You can open a JSON Lines file using the `JsonLine` class or the `jsonline.open()` function. The `.jsonl` extension is not required in the file path.

```python
from jsonline import JsonLine

# Using the JsonLine class
data = JsonLine('my_file')

# Or using the open function
import jsonline
data = jsonline.open('my_file')
```

If the file does not exist, it will be created with a `.jsonl` extension.

### Appending data

You can append a single JSON object using the `append` method, or multiple objects using `extend`.

```python
# Append a single object
data.append({'test': 1})

# Append multiple objects
data.extend([{'test': 2}, {'another_test': 3}])
```

### Accessing data

You can access individual JSON objects by their index, just like a Python list.

```python
# Get the first object
first_item = data[0]

# Get the last object
last_item = data[-1]
```

You can also iterate over the entire dataset:

```python
for item in data:
    print(item)
```

### Context Manager

Jsonline supports the context manager protocol, which automatically closes the file for you.

```python
with JsonLine('my_file') as data:
    print(data[0])
```

## API Reference

### `jsonline.JsonLine(path, cache_size=10, string_keys=True)`

The main class for working with JSON Lines files.

-   **`path` (str or pathlib.Path):** Path to the JSON Lines file.
-   **`cache_size` (int, optional):** The number of items to store in the LRU cache. Defaults to `10`.
-   **`string_keys` (bool, optional):** If `False`, allows non-string keys in JSON objects (this is non-standard). Defaults to `True`.

#### Methods

-   **`append(data)`:** Appends a single JSON object to the end of the file.
-   **`extend(data)`:** Appends an iterable of JSON objects to the end of the file. This is more efficient than calling `append` in a loop.
-   **`get(index, default=None)`:** Retrieves an item by its index. If the index is out of bounds, it returns the `default` value.
-   **`close()`:** Closes the file handle.
-   **`rebuild_index()`:** Forces a rebuild of the index file. This can be useful if the file has been modified by another process.

### `jsonline.open(path, cache=10)`

A convenience function for creating a `JsonLine` object.

-   **`path` (str or pathlib.Path):** Path to the JSON Lines file.
-   **`cache` (int, optional):** The number of items to store in the LRU cache. Defaults to `10`.

### `jsonline.load(f, cache=10)`

Loads a `JsonLine` object from an existing file-like object.

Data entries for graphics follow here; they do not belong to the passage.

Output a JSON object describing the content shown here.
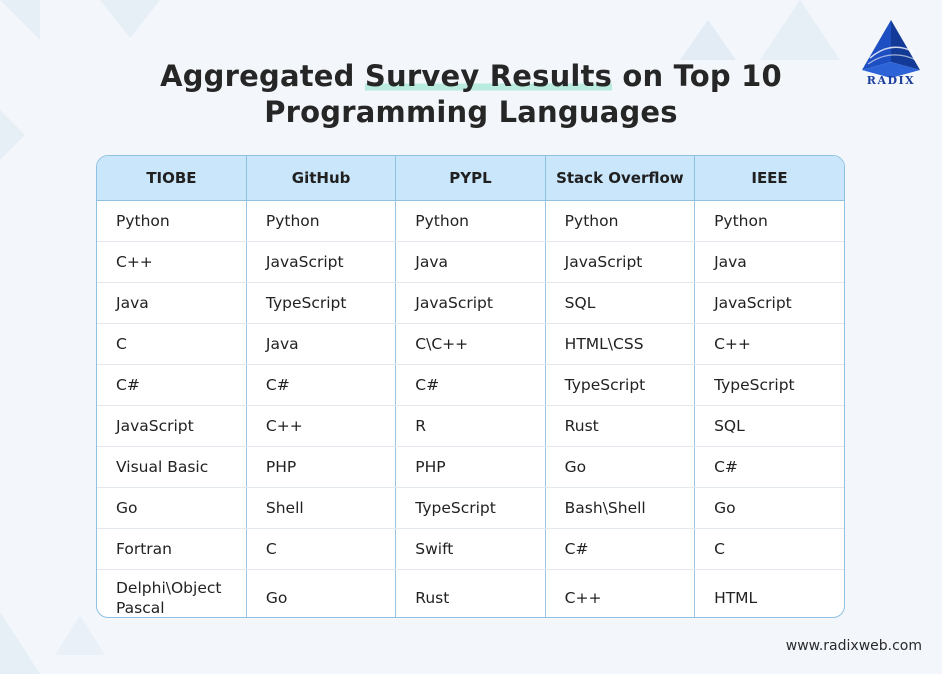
{
  "header": {
    "title_part1": "Aggregated ",
    "title_highlight": "Survey Results",
    "title_part2": " on Top 10",
    "title_line2": "Programming Languages"
  },
  "logo": {
    "text": "RADIX",
    "icon": "pyramid-logo-icon"
  },
  "table": {
    "columns": [
      "TIOBE",
      "GitHub",
      "PYPL",
      "Stack Overflow",
      "IEEE"
    ],
    "rows": [
      [
        "Python",
        "Python",
        "Python",
        "Python",
        "Python"
      ],
      [
        "C++",
        "JavaScript",
        "Java",
        "JavaScript",
        "Java"
      ],
      [
        "Java",
        "TypeScript",
        "JavaScript",
        "SQL",
        "JavaScript"
      ],
      [
        "C",
        "Java",
        "C\\C++",
        "HTML\\CSS",
        "C++"
      ],
      [
        "C#",
        "C#",
        "C#",
        "TypeScript",
        "TypeScript"
      ],
      [
        "JavaScript",
        "C++",
        "R",
        "Rust",
        "SQL"
      ],
      [
        "Visual Basic",
        "PHP",
        "PHP",
        "Go",
        "C#"
      ],
      [
        "Go",
        "Shell",
        "TypeScript",
        "Bash\\Shell",
        "Go"
      ],
      [
        "Fortran",
        "C",
        "Swift",
        "C#",
        "C"
      ],
      [
        "Delphi\\Object\nPascal",
        "Go",
        "Rust",
        "C++",
        "HTML"
      ]
    ]
  },
  "footer": {
    "url": "www.radixweb.com"
  },
  "colors": {
    "header_bg": "#c9e6fb",
    "border": "#8fc1e3",
    "highlight": "#b9ecdf",
    "brand": "#1c3f9e"
  }
}
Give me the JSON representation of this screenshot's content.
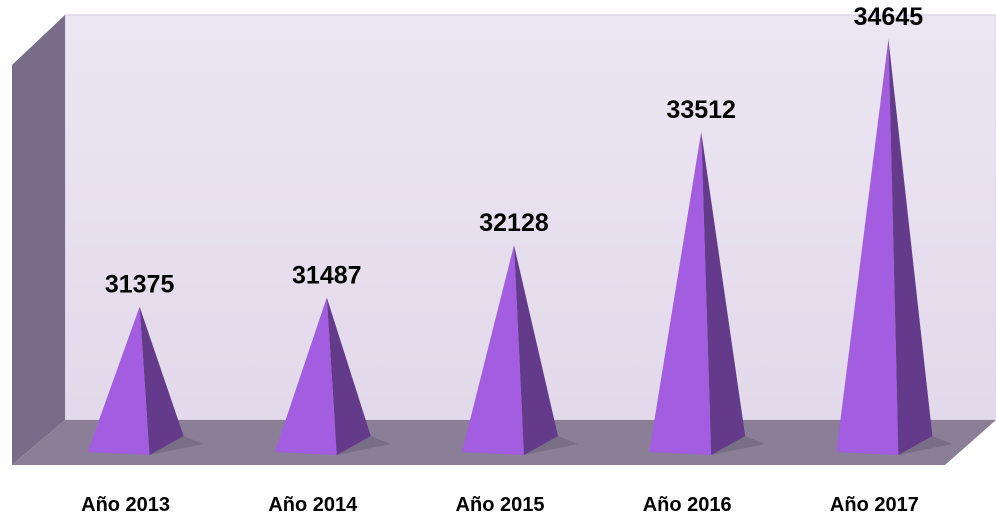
{
  "chart_data": {
    "type": "pyramid",
    "categories": [
      "Año 2013",
      "Año 2014",
      "Año 2015",
      "Año 2016",
      "Año 2017"
    ],
    "values": [
      31375,
      31487,
      32128,
      33512,
      34645
    ],
    "color": "#a25de0",
    "ylim": [
      29600,
      35000
    ]
  }
}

-   **`f` (TextIO):** A file-like object opened in text mode. This function uses the `.name` attribute of the file-like object to open the file, so it will not work with in-memory objects like `io.StringIO`.
-   **`cache` (int, optional):** The number of items to store in the LRU cache. Defaults to `10`.

## How it Works

Jsonline creates an index file (`.jsonl.idx`) that stores the byte offset and length of each line in the JSON Lines file. This allows for fast lookups without reading the entire file. When you request an item at a specific index, Jsonline reads the index file to find the position of that item, then seeks to that position in the data file and reads only the necessary bytes.

The index is automatically updated when you use `append` or `extend`. If the index file gets out of sync with the data file (e.g., if the data file is modified externally), you can use the `rebuild_index()` method to regenerate it.